CPU vs GPU, why do they adapt performance differently?

There are many explanations for this curious disparity, but the main and the basis of it all is precisely the fate of each type of hardware and the way in which software approaches it. In this perspective, the range of explanations opens up and requires a more in-depth study, since we move from the lithographic process to software developers …

GPUs are always one step ahead of processors – here’s why

The first reason is logically what processors and graphics cards are used for. As we well know, a CPU is an extremely complex component, the heart of the system, but when we talk about workloads to have a performance gain in a thread and with it in IPC, we must keep in mind that A limiting factor is precisely the frequency.

And with that comes the limitation of the node in service. Architecture improvements improve Front-End and a Back-End Much more simplified, as well as access to caches and registers generally increase performance, but we cannot forget the parallelism that these modern processors need.

If we add all of the above, we have a bottleneck which is always given in the first place by the lithographic process. Including more transistors per mm2 is most optimal if you want to include more cores and thus increase the overall performance, but at the thread level we have to push a wire at the highest frequency possible. We are currently at 5 GHz with Intel, so if you have this limitation we apply the Ley de Amdahl (a workload is difficult to accelerate and with greater complexity it becomes more complicated, even if it is parallelized) we have a difficulty which can be exponential in certain tasks.

Another point to discuss is, of course, the executions and instructions that are added to a processor, where we can optimize and gain performance in a more or less complex way, but these are usually direct improvements in a thread or a thread. . But of course a CPU works in parallel with technologies such as speculative or command execution, for example, not to mention the greater number of available cores, caches and RAM access, or technologies such as HT or SMT.

At the end of the day, all of these technologies are trying to do one very simple thing: keep every CPU and thread busy for as long as possible and in the most perfect order available for each task, so that there is no delay. between the data. Why is this the case and how is it different from GPUs?
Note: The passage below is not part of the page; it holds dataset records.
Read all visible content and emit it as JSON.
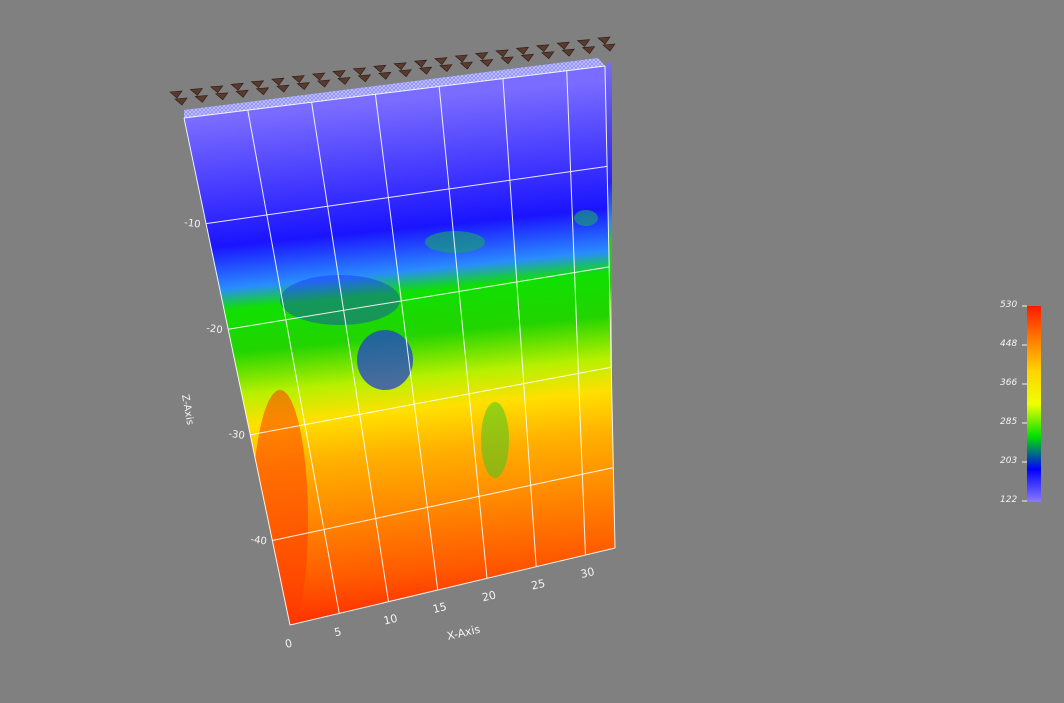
{
  "chart_data": {
    "type": "heatmap",
    "title": "",
    "xlabel": "X-Axis",
    "ylabel": "Z-Axis",
    "x_ticks": [
      "0",
      "5",
      "10",
      "15",
      "20",
      "25",
      "30"
    ],
    "z_ticks": [
      "-10",
      "-20",
      "-30",
      "-40"
    ],
    "xlim": [
      0,
      33
    ],
    "zlim": [
      -48,
      0
    ],
    "colorbar": {
      "labels": [
        "530",
        "448",
        "366",
        "285",
        "203",
        "122"
      ],
      "min": 122,
      "max": 530,
      "colors": [
        "#ff1a00",
        "#ff7a00",
        "#ffd400",
        "#f0ff00",
        "#00e000",
        "#0000ff",
        "#8a7aff"
      ]
    },
    "colors": {
      "background": "#808080",
      "grid": "#ffffff",
      "marker": "#5a3a2e"
    },
    "bands": [
      {
        "depth": 0,
        "color": "#7a6cff"
      },
      {
        "depth": 6,
        "color": "#4b40ff"
      },
      {
        "depth": 12,
        "color": "#1a14ff"
      },
      {
        "depth": 16,
        "color": "#2a8cff"
      },
      {
        "depth": 18,
        "color": "#10e000"
      },
      {
        "depth": 22,
        "color": "#22d400"
      },
      {
        "depth": 26,
        "color": "#b8f000"
      },
      {
        "depth": 29,
        "color": "#ffe000"
      },
      {
        "depth": 33,
        "color": "#ffb000"
      },
      {
        "depth": 38,
        "color": "#ff8a00"
      },
      {
        "depth": 44,
        "color": "#ff5a00"
      },
      {
        "depth": 48,
        "color": "#ff3000"
      }
    ]
  }
}
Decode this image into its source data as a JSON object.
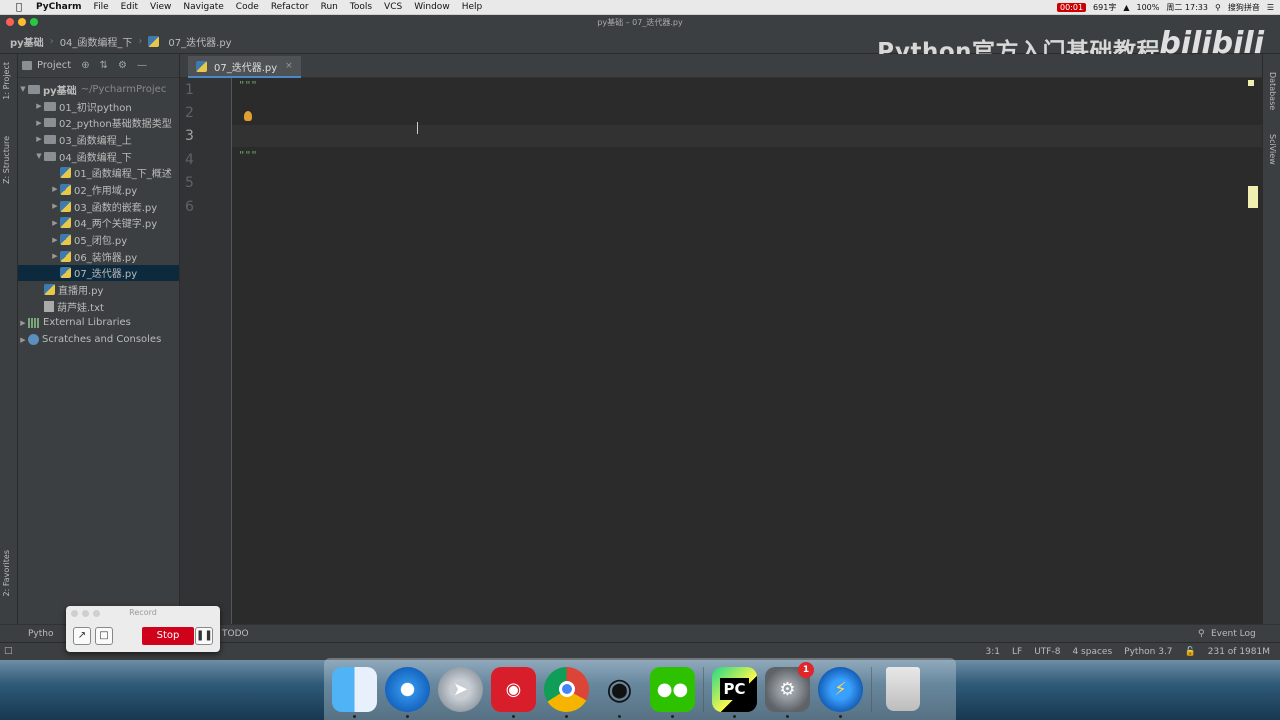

Super scaling and parallelization, key to the differences between CPU and GPU

The CPU has to perform a lot of different simple and complex tasks, but it also has to interconnect with any component of the PC, which involves receiving information and transmitting it through different buses and at the fastest speed. highest possible. A GPU on the other hand has a different, much simpler way of working.

The change of information, in the way of working, is called the change of context and here the GPU has a lot of advantages, because by the nature of these, the work that they have to do requires very few changes of context. , because it is extremely parallelizable and the loads are generally homogeneous.

Developers operate differently, since a GPU has as many cores as the Shaders integrate its silicon, so parallelization is extremely easy as they can integrate up to 6912 Shaders

real without much problemNVIDIA A100) where each Shader acts as an almost independent core of a processor.

Therefore, we have a large number of cores to work with whose performance is logically limited by the speed of the node for each chip designed and at the same time by the efficiency of the chip. Keep in mind that in GPUs we are talking about ten huge ones with unthinkable consumption for a processor.

The tradeoff is slower speeds due to the nature of the architecture, but the parallelization is unmatched, so it’s easier to scale performance with it. Finally, we must take into account the Ley de Dennard, which we have already spoken about more than once and which precisely takes into account efficiency as the main pillar, where the use of energy is maintained in proportion to the area of the chip.

Therefore, if you can parallelize a series of tasks, it will be very simple that by adding more cores to a GPU, you will be able to increase the performance much more, where in addition the number of transistors is much larger. and with it consumption does the same, but it is dissipable. As a GPU does not reach the frequency limit of a node, it is not limited in this aspect, but in efficiency, which, having more headroom than a CPU, allows greater gains if the we combine everything that is explained.